Hendek Savaşı kaç yılında oldu? Hendek Savaşı’nı kim kazandı?
Hendek Savaşı, İslam tarihinin dönüm noktalarından biridir. Müşrik ordusu, Yahudilerin de desteğini alarak Medine'nin üzerine yürümüş ancak daha önce hiç görmediği bir savaş taktiği ile karşılaşmıştı. Peygamber Efendimiz, Uhud'da alınan dersleri de göz önünde bulundurarak müşriklere karşı bir "savunma savaşı" yapılmasını uygun görmüş; Selman-ı Farisi'nin önerisiyle Medine'nin çevresine 5,5 kilometre boyunca geniş hendekler kazılmıştı. Resul-i Ekrem, bu hendeklerin kazımına bizzat kendisi de katılmış; Medine'ye ulaşan ve Müslümanların 4 katı sayısınca askeri bulunan müşrik ordusu, daha önce hiç karşılaşmadığı bu müdafaa karşısında şaşkına dönmüştü. Peki, Hendek Savaşı kaç yılında oldu? Hendek Savaşı'nı kim kazandı?
🔸 Buna karşılık Müslümanlar kısa zamanda eski güçlerine kavuşmuş, Zâtürrikā' ve Hicaz-Suriye kervan yolu üzerindeki Dûmetülcendel'e yaptıkları seferlerle Kureyş'in yalnız Mısır ve Suriye'ye değil Irak'a giden kervanlarına da yolları kapatmışlardı.
🔸 Hicretin 4. yılında (625) Medine'den kuzeye Hayber ve çevresine sürülmüş olan Benî Nadîr Yahudileri Müslümanlar için Suriye ticaret yolunun emniyeti bakımından tehdit oluşturmaya ve civar bölgelerde yaşayan halkı kışkırtmaya başladılar.
🔸 Sellâm bin Ebü'l-Hakīk, Huyey bin Ahtab ve Rebî' bin Ebü'l-Hakīk gibi Benî Nadîr'in ileri gelenleri Mekke'ye giderek Kureyşlileri Müslümanlara karşı birlikte savaşmaya ikna ettiler. Ayrıca Dûmetülcendel hâkiminin bu yöreden Medine'ye giden kervanlara zarar vermesini sağladılar.

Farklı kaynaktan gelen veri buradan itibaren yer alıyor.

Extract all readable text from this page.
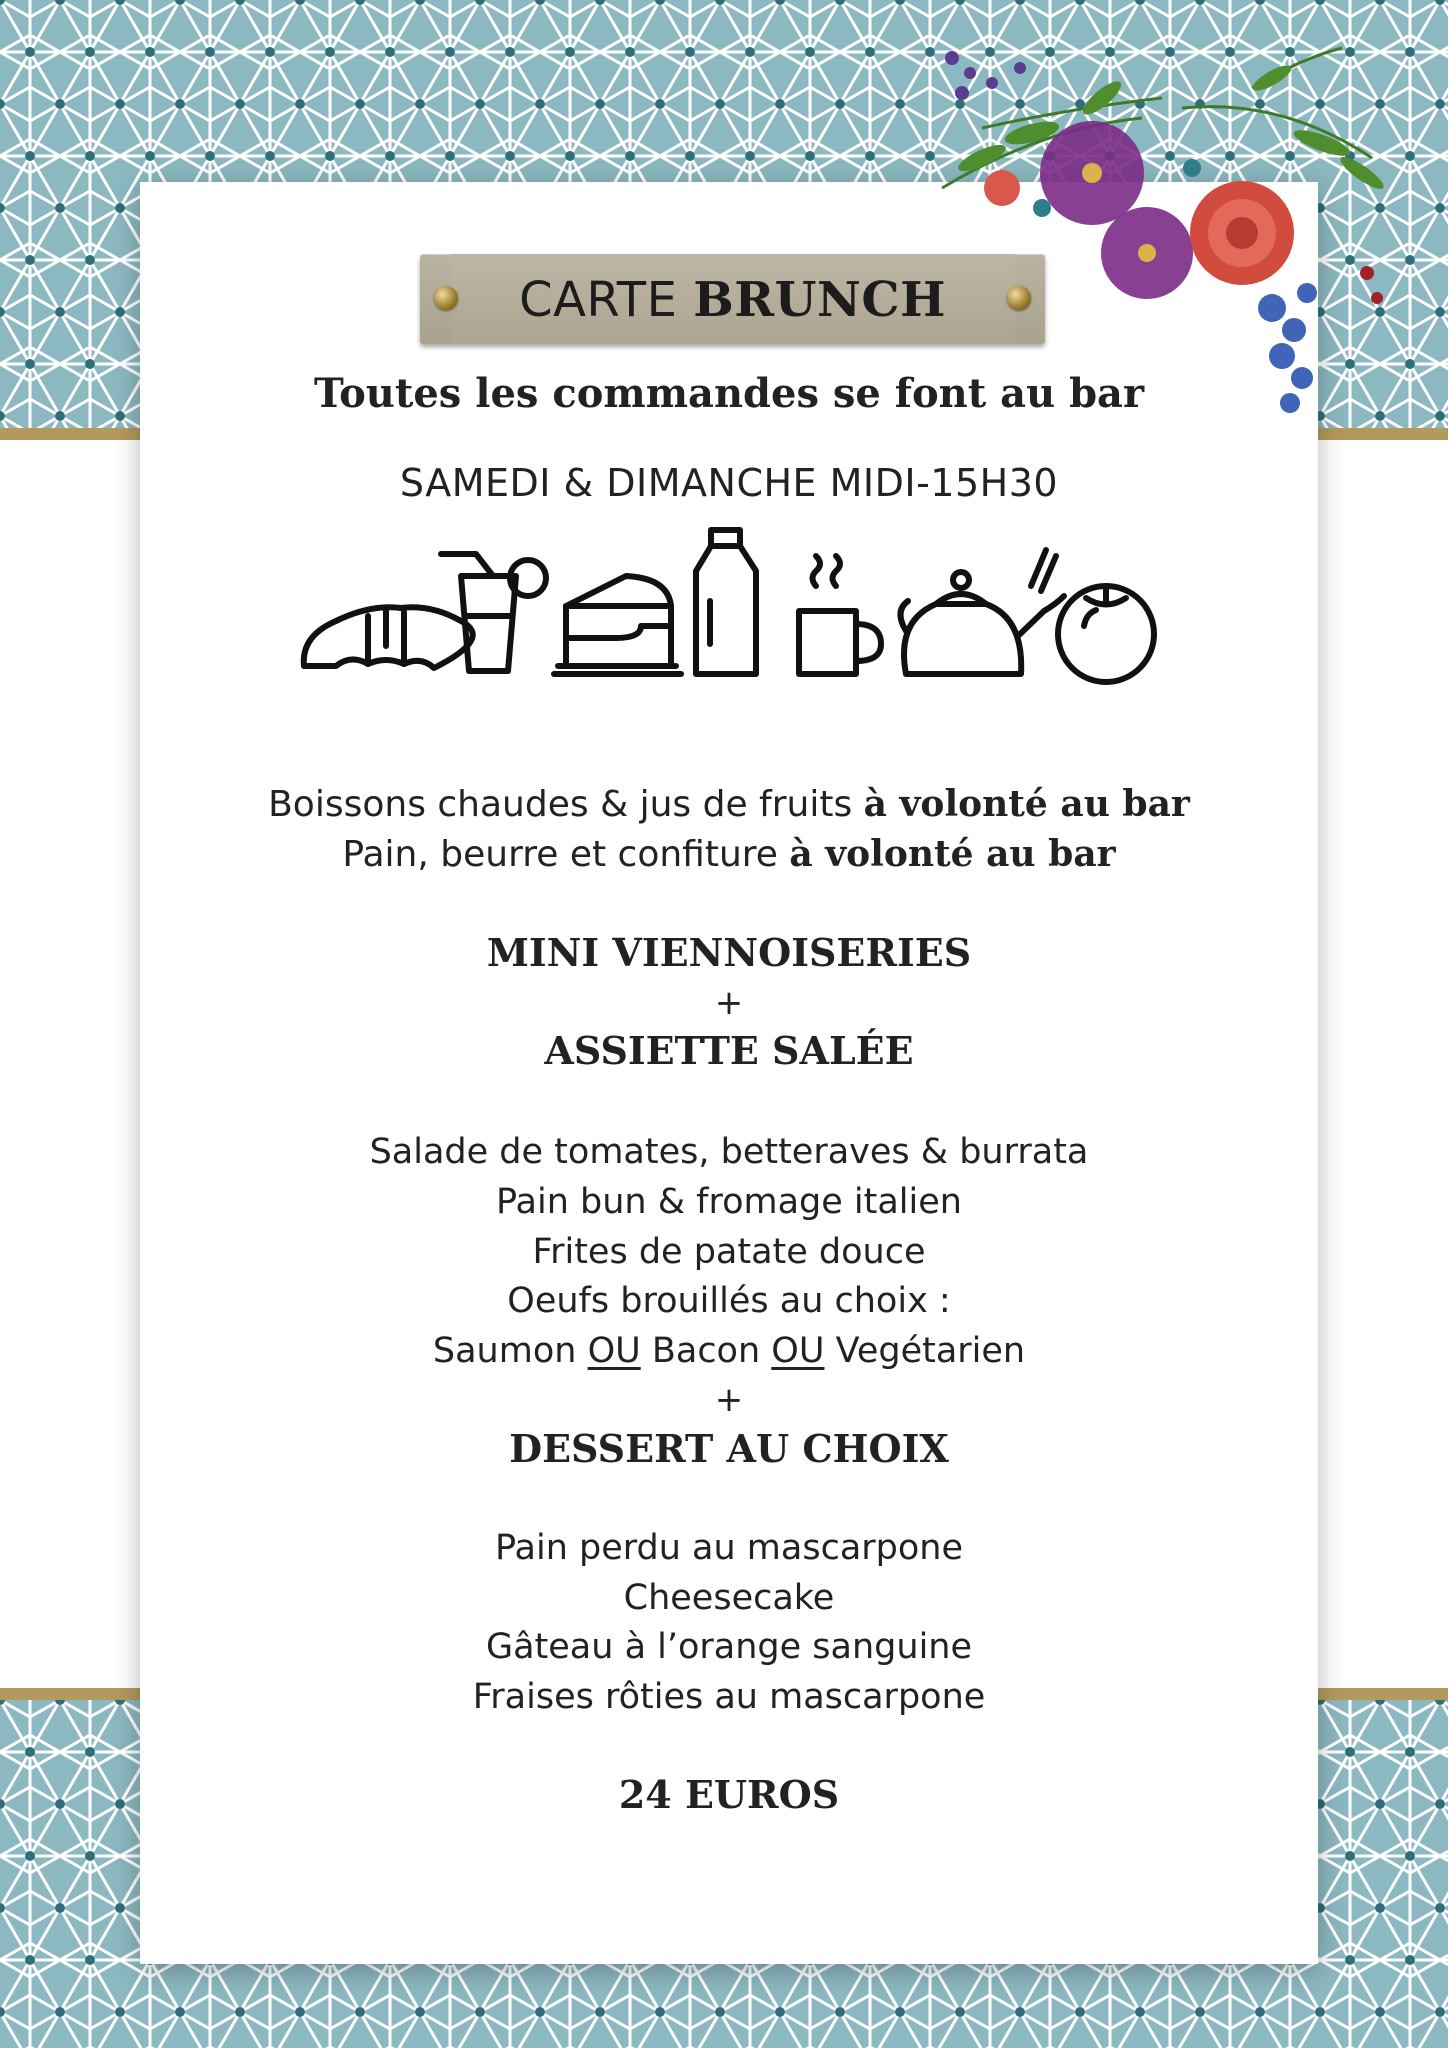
CARTE BRUNCH
Toutes les commandes se font au bar
SAMEDI & DIMANCHE MIDI-15H30
Boissons chaudes & jus de fruits à volonté au bar
Pain, beurre et confiture à volonté au bar
MINI VIENNOISERIES
+
ASSIETTE SALÉE
Salade de tomates, betteraves & burrata
Pain bun & fromage italien
Frites de patate douce
Oeufs brouillés au choix :
Saumon OU Bacon OU Vegétarien
+
DESSERT AU CHOIX
Pain perdu au mascarpone
Cheesecake
Gâteau à l’orange sanguine
Fraises rôties au mascarpone
24 EUROS
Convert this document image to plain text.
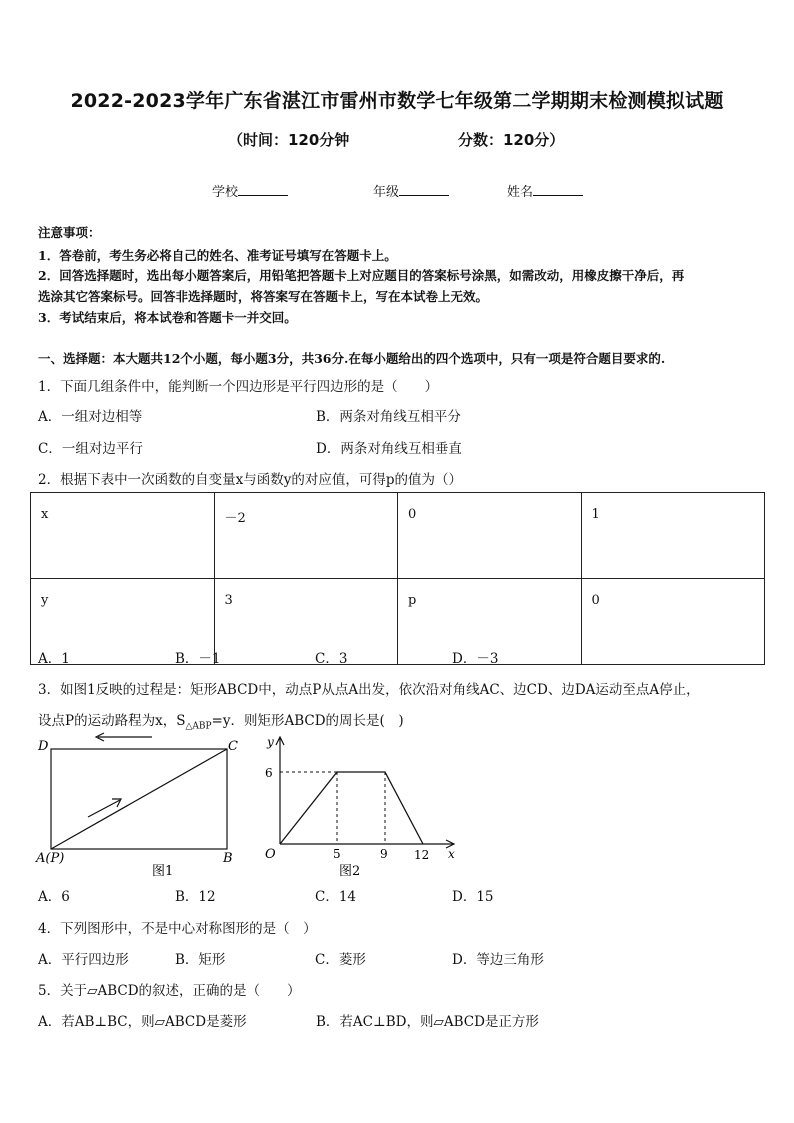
2022-2023学年广东省湛江市雷州市数学七年级第二学期期末检测模拟试题
（时间：120分钟	分数：120分）
学校	年级	姓名
注意事项：
1．答卷前，考生务必将自己的姓名、准考证号填写在答题卡上。
2．回答选择题时，选出每小题答案后，用铅笔把答题卡上对应题目的答案标号涂黑，如需改动，用橡皮擦干净后，再
选涂其它答案标号。回答非选择题时，将答案写在答题卡上，写在本试卷上无效。
3．考试结束后，将本试卷和答题卡一并交回。
一、选择题：本大题共12个小题，每小题3分，共36分.在每小题给出的四个选项中，只有一项是符合题目要求的.
1．下面几组条件中，能判断一个四边形是平行四边形的是（　　）
A．一组对边相等	B．两条对角线互相平分
C．一组对边平行	D．两条对角线互相垂直
2．根据下表中一次函数的自变量x与函数y的对应值，可得p的值为（）
x	－2	0	1
y	3	p	0
A．1	B．－1	C．3	D．－3
3．如图1反映的过程是：矩形ABCD中，动点P从点A出发，依次沿对角线AC、边CD、边DA运动至点A停止，
设点P的运动路程为x，$S_{\triangle ABP}=y$．则矩形ABCD的周长是(　)
D	C
A(P)	B
图1
y
x
O
6
5	9 12
图2
A．6	B．12	C．14	D．15
4．下列图形中，不是中心对称图形的是（　）
A．平行四边形	B．矩形	C．菱形	D．等边三角形
5．关于▱ABCD的叙述，正确的是（　　）
A．若AB⊥BC，则▱ABCD是菱形	B．若AC⊥BD，则▱ABCD是正方形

🔸 Aynı zamanda Gatafân ve Fezâre kabilelerini, Hayber yöresinin bir yıllık hurma mahsulüne mukabil Müslümanlara karşı girişecekleri mücadelede yanlarına çektiler; daha sonra da Benî Süleym'i bu ittifaka dâhil etmeyi başardılar. Diğer taraftan Mekke'ye bir heyet gönderip yaptıkları anlaşmaları haber vererek müşrikleri Medine'ye saldırmaya teşvik ettiler.

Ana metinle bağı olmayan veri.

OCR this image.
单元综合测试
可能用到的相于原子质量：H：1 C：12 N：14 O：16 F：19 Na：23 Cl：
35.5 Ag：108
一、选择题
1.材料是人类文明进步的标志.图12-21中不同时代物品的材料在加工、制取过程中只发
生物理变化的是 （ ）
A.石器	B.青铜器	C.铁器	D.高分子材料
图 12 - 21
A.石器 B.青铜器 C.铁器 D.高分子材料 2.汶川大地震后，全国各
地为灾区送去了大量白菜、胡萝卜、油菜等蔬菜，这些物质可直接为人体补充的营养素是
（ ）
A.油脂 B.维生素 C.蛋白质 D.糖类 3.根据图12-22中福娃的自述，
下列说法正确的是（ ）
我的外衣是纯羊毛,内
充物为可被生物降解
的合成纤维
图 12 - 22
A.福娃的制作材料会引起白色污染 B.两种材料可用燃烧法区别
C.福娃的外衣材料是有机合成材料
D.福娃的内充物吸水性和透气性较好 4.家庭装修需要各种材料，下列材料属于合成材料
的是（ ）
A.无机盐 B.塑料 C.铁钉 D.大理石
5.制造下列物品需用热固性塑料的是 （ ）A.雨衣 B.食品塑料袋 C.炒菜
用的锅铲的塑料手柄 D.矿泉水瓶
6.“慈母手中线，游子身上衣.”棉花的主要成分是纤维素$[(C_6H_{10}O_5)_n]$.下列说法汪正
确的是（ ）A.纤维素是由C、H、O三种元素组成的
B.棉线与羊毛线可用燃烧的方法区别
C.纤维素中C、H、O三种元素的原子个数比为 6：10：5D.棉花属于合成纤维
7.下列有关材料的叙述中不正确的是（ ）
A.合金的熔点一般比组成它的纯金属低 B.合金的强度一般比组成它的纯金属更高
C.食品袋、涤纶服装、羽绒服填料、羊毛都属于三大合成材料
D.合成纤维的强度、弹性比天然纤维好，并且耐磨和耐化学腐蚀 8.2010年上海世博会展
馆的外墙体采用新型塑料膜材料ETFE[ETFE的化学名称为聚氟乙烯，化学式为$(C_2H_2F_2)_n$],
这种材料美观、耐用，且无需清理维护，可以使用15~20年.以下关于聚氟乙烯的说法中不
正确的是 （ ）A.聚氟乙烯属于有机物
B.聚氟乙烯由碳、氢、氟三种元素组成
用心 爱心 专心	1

🔸 Böylece kuzeyde Gatafân, Fezâre ve Esed, doğuda Süleym, güneyde Kureyş, Kinâne ve Sakīf kabileleriyle Medine'yi üç tarafından çevirmeyi düşünüyorlardı. Bu sırada Dûmetülcendel bölgesinin hâkimi Ükeydir bin Abdülmelik, Suriye ve Irak'tan Medine'ye gelen hububat yüklü kervanların geçtiği yolu kesti.

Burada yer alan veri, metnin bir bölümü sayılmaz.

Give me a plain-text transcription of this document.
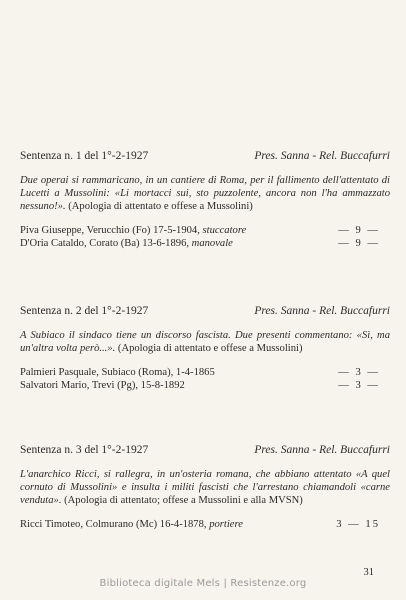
Sentenza n. 1 del 1°-2-1927	Pres. Sanna - Rel. Buccafurri
Due operai si rammaricano, in un cantiere di Roma, per il fallimento dell'attentato di Lucetti a Mussolini: «Li mortacci sui, sto puzzolente, ancora non l'ha ammazzato nessuno!». (Apologia di attentato e offese a Mussolini)
Piva Giuseppe, Verucchio (Fo) 17-5-1904, stuccatore	— 9 —
D'Oria Cataldo, Corato (Ba) 13-6-1896, manovale	— 9 —
Sentenza n. 2 del 1°-2-1927	Pres. Sanna - Rel. Buccafurri
A Subiaco il sindaco tiene un discorso fascista. Due presenti commentano: «Sì, ma un'altra volta però...». (Apologia di attentato e offese a Mussolini)
Palmieri Pasquale, Subiaco (Roma), 1-4-1865	— 3 —
Salvatori Mario, Trevi (Pg), 15-8-1892	— 3 —
Sentenza n. 3 del 1°-2-1927	Pres. Sanna - Rel. Buccafurri
L'anarchico Ricci, si rallegra, in un'osteria romana, che abbiano attentato «A quel cornuto di Mussolini» e insulta i militi fascisti che l'arrestano chiamandoli «carne venduta». (Apologia di attentato; offese a Mussolini e alla MVSN)
Ricci Timoteo, Colmurano (Mc) 16-4-1878, portiere	3 — 15
31
Biblioteca digitale Mels | Resistenze.org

🔸 Yahudilerin planı Hz. Peygamber'i Medine'den dışarıya çekmek, ardından Gatafân ve Kureyşliler'in el ele verip Medine'yi yağma etmelerine imkân hazırlamak ve Resûlullah'ı merkezden uzak bir yerde zor duruma düşürmekti.
🔸 Resûl-i Ekrem Dûmetülcendel'e hareket etti; ancak beklenmedik bir şekilde Medine'ye geri döndü. Bir rivayete göre Huzâalılar, on günlük yolu dört gecede kateden habercileriyle Kureyş'in savaşa hazırlandığını Hz. Peygamber'e bildirmişlerdi.
🔸 Resûlullah Medine'ye döner dönmez savaş hazırlıklarına başladı. Uhud'da alınan dersten sonra kuşatma altında kalmak açık arazide çarpışmaya tercih edildi ve ittifakla şehrin içeriden savunulması kararlaştırıldı. Yiyecek ve içecek ihtiyacını karşılayacak her şey mevcuttu.
🔸 Şehrin özellikle üç tarafı yoğun biçimde bahçeler ve bunları birbirinden ayıran çit ve alçak duvarlarla çevrilmişti; ayrıca aralarında uzanan yollar çok dardı. Düşmanın bu engelleri aşması zor olup küçük askerî birliklerle bile durdurulması mümkündü.
🔸 Ancak Kureyş ve müttefiklerinin çokluğu hakkında alınan haberler üzerine savunmayı takviye için şehrin çevresinde uygun yerlere hendek kazılmasına karar verildi; kaynaklarda genellikle bunun Selmân-ı Fârisî'nin teklifi üzerine kararlaştırıldığı belirtilir.